Problem with the polarization of entangled photons

[Christian Thom]

Consider this thought experiment : we use a source of identically vertically polarized photons, such as produced by a type 0 SPDC. One beam go to Alice and the second to Bob.
1. Whatever measurement Bob makes on its beam, if Alice use a vertically polarized detector, all photons are detected, due to the nature of the source.
2. If Bob use a detector with a polarization @ 45°, about half of the photons are detected.
3. Now Alice places its detector @ 45 ° too. The twin photons of those who are detected at Bob's are also detected at Alice's, since they are entangled, but they would have been also detected with a vertically polarized detector, as seen in 1.

So here is the problem : what is the polarization of these photons since they pass at 100 % in two differently oriented polarizers ? Please point out where is my mistake.

 

[DrClaude]

Consider this thought experiment : we use a source of identically vertically polarized photons, such as produced by a type 0 SPDC.

Pairs of identically polarized photons are not in an entangled state.

 

[vanhees71]

but in type-0 or type-I SPDC you have
$$|\Psi \rangle=\frac{1}{\sqrt{2}}(|H_i H_s \rangle+ \exp(\mathrm{i} \phi) |V_i V_s \rangle)$$
which are entangled states.

 

[Hill]

vertically polarized photons

If they are vertically polarized, then $|\Psi \rangle=|V_i V_s \rangle$, which is not entangled.

 

[vanhees71]

Ok, in type-0 SPDC this you get if the pump photon is in the state $|V_p \rangle$, and this doesn't produce entangled two-photon state. If you use a $45^{\circ}$-polarized pump photon you get the entangled state given #3.

 

[DrChinese]

Consider this thought experiment : we use a source of identically vertically polarized photons, such as produced by a type 0 SPDC. One beam go to Alice and the second to Bob.
1. Whatever measurement Bob makes on its beam, if Alice use a vertically polarized detector, all photons are detected, due to the nature of the source.
2. If Bob use a detector with a polarization @ 45°, about half of the photons are detected.
3. Now Alice places its detector @ 45 ° too. The twin photons of those who are detected at Bob's are also detected at Alice's, since they are entangled, but they would have been also detected with a vertically polarized detector, as seen in 1.

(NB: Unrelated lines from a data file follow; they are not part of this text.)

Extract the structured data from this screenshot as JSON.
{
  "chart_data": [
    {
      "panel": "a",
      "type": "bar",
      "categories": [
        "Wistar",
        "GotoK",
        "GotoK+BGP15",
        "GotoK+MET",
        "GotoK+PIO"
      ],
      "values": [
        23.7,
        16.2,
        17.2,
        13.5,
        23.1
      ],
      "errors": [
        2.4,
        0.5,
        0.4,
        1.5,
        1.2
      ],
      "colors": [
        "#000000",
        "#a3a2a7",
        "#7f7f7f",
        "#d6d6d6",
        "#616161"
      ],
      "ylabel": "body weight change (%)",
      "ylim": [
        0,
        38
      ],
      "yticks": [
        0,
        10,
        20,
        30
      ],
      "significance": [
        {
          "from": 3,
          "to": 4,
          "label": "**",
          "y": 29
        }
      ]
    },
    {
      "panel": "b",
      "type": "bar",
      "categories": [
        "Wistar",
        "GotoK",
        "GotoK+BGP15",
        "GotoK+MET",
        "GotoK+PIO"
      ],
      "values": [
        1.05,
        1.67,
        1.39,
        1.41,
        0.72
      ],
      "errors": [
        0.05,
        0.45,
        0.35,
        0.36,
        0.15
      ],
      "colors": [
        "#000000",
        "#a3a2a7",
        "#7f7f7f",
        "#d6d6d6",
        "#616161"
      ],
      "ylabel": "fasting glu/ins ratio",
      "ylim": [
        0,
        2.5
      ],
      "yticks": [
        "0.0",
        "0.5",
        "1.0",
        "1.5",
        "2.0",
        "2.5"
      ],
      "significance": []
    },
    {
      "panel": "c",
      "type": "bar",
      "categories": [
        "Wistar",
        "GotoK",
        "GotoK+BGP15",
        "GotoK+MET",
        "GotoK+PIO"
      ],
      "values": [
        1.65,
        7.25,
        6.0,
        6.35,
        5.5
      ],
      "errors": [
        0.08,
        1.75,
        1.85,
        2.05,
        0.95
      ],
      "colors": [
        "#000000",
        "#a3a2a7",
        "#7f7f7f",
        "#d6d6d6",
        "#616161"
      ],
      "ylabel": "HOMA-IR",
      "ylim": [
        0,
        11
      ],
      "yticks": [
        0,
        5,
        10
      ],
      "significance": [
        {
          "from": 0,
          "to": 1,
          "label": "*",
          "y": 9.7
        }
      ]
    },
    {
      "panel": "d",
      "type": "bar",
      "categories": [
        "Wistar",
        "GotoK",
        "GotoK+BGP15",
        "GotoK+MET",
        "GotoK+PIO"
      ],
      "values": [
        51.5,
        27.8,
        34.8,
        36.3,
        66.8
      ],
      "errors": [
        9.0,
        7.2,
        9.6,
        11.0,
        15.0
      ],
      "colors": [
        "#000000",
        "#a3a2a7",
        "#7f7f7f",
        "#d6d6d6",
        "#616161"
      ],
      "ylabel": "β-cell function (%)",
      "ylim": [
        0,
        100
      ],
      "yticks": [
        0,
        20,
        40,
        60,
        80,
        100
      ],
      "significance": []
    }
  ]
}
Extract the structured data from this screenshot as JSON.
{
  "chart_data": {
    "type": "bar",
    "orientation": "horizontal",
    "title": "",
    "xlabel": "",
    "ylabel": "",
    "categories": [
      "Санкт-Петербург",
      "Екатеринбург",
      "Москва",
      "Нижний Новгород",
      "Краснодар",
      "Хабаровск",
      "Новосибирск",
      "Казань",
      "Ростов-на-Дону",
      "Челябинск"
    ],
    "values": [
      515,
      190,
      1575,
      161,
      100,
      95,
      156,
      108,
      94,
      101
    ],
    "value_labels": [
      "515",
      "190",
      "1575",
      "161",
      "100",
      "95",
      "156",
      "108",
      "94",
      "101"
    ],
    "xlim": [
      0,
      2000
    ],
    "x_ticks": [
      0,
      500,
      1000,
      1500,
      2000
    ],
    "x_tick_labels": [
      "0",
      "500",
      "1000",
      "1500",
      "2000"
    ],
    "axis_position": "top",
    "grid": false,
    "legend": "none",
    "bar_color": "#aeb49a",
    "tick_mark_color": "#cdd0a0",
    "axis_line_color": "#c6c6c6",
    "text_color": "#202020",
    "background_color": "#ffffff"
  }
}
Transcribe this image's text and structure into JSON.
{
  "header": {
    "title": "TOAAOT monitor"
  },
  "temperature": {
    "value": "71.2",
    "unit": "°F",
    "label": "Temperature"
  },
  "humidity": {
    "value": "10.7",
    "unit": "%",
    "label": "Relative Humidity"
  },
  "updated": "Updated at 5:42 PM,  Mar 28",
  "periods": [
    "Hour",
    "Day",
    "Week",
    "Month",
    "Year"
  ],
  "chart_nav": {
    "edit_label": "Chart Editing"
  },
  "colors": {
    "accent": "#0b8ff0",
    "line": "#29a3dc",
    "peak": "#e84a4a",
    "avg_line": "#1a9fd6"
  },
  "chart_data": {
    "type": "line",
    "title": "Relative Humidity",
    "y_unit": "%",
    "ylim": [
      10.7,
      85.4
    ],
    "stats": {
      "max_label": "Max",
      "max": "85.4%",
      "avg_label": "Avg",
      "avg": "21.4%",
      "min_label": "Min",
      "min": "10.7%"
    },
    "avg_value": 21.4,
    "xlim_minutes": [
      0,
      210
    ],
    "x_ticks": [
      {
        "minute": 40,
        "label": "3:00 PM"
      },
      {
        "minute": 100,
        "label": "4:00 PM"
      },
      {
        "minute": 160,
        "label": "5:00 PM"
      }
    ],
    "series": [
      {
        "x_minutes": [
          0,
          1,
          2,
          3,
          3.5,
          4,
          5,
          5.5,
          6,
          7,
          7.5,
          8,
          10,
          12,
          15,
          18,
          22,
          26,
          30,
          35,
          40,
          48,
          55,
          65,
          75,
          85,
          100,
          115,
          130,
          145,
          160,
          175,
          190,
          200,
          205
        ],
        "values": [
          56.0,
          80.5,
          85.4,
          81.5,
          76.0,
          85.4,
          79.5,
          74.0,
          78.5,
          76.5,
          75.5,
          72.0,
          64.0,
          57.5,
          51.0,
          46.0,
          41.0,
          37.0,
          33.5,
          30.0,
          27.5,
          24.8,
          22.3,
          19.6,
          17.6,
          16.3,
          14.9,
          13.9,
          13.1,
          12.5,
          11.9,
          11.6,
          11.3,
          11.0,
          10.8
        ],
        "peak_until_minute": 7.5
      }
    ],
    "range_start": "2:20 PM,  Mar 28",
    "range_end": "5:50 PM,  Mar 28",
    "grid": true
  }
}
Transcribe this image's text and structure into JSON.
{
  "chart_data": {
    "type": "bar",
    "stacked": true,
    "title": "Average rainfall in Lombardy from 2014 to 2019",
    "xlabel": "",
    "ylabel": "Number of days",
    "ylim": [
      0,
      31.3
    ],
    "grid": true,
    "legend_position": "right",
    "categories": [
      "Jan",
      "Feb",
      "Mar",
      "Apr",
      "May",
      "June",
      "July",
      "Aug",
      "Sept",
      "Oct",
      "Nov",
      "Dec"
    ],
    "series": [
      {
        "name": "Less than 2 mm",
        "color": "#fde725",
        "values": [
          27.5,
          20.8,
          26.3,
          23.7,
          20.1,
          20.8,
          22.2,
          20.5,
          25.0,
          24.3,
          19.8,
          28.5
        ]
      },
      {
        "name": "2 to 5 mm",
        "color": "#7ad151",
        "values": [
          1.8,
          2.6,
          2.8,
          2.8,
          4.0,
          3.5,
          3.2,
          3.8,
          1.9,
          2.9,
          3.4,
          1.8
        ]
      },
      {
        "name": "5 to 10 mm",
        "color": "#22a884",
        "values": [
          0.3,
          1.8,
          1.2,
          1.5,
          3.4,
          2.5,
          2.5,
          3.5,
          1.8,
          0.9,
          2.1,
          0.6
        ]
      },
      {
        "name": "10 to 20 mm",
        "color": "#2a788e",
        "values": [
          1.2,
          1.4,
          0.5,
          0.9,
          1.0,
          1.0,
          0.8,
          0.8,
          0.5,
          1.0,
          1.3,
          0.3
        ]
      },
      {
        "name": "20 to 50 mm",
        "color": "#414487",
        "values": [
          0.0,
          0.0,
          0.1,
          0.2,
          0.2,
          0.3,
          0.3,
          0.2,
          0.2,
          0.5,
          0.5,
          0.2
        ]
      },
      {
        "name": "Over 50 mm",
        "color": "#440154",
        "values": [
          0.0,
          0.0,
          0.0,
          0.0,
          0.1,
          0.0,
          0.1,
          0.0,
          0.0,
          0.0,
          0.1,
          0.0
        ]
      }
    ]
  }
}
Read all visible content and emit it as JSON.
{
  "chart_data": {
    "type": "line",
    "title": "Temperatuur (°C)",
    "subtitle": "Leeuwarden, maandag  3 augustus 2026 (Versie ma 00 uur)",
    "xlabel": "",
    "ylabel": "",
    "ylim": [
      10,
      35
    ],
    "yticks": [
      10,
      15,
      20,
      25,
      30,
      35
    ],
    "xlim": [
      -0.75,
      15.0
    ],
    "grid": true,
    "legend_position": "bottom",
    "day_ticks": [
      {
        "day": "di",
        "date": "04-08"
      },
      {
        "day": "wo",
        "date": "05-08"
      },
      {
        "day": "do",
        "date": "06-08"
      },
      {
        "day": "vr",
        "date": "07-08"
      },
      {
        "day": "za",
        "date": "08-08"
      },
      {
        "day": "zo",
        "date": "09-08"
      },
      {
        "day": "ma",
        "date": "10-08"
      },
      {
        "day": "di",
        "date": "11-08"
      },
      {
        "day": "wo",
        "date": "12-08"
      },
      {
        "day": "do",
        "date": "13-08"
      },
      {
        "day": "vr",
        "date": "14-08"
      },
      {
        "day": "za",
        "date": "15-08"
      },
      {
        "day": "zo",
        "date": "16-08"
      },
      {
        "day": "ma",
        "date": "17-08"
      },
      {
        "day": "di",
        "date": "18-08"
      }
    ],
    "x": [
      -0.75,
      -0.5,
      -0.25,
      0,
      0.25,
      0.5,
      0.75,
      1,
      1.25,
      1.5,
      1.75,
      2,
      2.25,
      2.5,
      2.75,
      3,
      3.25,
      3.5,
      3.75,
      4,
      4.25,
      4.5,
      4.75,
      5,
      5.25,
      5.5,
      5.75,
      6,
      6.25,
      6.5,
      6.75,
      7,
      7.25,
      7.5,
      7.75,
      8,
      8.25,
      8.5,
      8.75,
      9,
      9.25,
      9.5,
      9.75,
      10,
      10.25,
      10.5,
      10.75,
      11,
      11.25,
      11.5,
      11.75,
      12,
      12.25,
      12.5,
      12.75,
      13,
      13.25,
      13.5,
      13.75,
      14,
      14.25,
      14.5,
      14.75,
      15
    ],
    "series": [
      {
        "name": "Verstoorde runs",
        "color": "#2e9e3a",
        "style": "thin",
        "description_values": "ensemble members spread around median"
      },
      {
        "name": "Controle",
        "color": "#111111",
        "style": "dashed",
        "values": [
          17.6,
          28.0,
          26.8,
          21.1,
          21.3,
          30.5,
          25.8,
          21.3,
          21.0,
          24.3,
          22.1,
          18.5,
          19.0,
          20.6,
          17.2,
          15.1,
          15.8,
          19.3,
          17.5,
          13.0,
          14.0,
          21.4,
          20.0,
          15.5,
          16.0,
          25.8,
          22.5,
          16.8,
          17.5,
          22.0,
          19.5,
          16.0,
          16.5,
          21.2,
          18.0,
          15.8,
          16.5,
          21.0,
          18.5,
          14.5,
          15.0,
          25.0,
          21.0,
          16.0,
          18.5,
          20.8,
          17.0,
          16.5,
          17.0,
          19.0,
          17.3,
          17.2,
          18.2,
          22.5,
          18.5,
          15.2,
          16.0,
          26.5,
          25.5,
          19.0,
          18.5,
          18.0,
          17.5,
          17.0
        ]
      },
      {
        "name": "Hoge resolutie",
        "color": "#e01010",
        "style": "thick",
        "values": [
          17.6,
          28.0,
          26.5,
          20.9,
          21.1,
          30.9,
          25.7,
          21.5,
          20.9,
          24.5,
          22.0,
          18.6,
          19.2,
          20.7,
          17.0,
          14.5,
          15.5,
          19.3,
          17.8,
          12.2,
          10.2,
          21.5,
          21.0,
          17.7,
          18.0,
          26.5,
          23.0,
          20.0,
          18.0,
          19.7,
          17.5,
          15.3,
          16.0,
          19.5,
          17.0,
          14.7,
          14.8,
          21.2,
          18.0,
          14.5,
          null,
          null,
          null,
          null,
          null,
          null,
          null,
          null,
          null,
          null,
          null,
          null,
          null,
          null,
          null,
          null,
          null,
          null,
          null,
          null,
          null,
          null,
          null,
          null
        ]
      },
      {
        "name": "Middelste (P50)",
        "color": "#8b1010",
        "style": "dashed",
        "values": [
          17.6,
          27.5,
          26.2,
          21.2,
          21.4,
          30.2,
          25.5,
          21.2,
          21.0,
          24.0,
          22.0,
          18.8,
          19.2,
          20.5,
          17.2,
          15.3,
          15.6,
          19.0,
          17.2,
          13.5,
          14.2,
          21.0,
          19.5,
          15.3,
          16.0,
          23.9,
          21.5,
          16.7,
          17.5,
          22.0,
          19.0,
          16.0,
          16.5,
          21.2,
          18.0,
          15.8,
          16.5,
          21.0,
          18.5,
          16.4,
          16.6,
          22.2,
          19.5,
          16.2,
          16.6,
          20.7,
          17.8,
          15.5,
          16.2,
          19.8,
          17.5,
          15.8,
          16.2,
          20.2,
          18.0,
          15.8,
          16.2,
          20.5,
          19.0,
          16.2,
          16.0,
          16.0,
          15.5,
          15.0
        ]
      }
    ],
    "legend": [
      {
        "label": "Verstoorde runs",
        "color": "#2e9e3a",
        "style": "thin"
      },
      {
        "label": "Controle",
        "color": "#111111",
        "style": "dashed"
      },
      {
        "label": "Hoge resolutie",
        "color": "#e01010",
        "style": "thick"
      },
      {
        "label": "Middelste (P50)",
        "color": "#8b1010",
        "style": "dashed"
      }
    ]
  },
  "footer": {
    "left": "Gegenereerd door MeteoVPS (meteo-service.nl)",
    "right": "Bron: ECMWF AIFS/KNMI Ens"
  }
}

So here is the problem : what is the polarization of these photons since they pass at 100 % in two differently oriented polarizers ? Please point out where is my mistake.

Just to add to the correct answers above by @DrClaude, @vanhees71 , @Hill :

It is possible to generate vertically polarized photon pairs using SPDC. They are entangled in some bases, but they won’t be polarization entangled.

Measuring both of them at 45 degrees- your #3 - will show 0 correlation. They show 100% correlation only when measured as V.

 

[Christian Thom]

Thank you all for your answers that clarifie the situation. I guess the impossibility to have this kind of entanglement is not limited to spdc, but generalizes to other methods of producing entangled pairs.

 

[vanhees71]

It's all about the polarization state of the pump photon relative to the axis of the birefringent crystal used for SPDC. Let's denote the ordinary axis of the crystal as the $x$-axis (and the polarization state with $|H \rangle$) and the extraordinary axis as the $y$-axis (and the polarization state with $|V \rangle$). In type-0 SPDC a H-polarized pump photon splits in two photons ("idler and signal photon") in the state $|H_i H_s \rangle$ and a V-polarized one in $\exp(\mathrm{i} \varphi) |V_i V_s \rangle$. Here $\varphi$ is the phase difference between the one or the other case.

For an arbitrarily polarized pump photon with state $\alpha |H \rangle + \beta V \rangle$ you get $\alpha |H_i H_s \rangle + \beta \exp(\mathrm{i} \varphi) |V_i V_s \rangle$. Of course $|\alpha|^2+|\beta|^2=1$, and thus you get an entangled state if neither $|\alpha|^2=1$ nor $|\beta|^2=1$.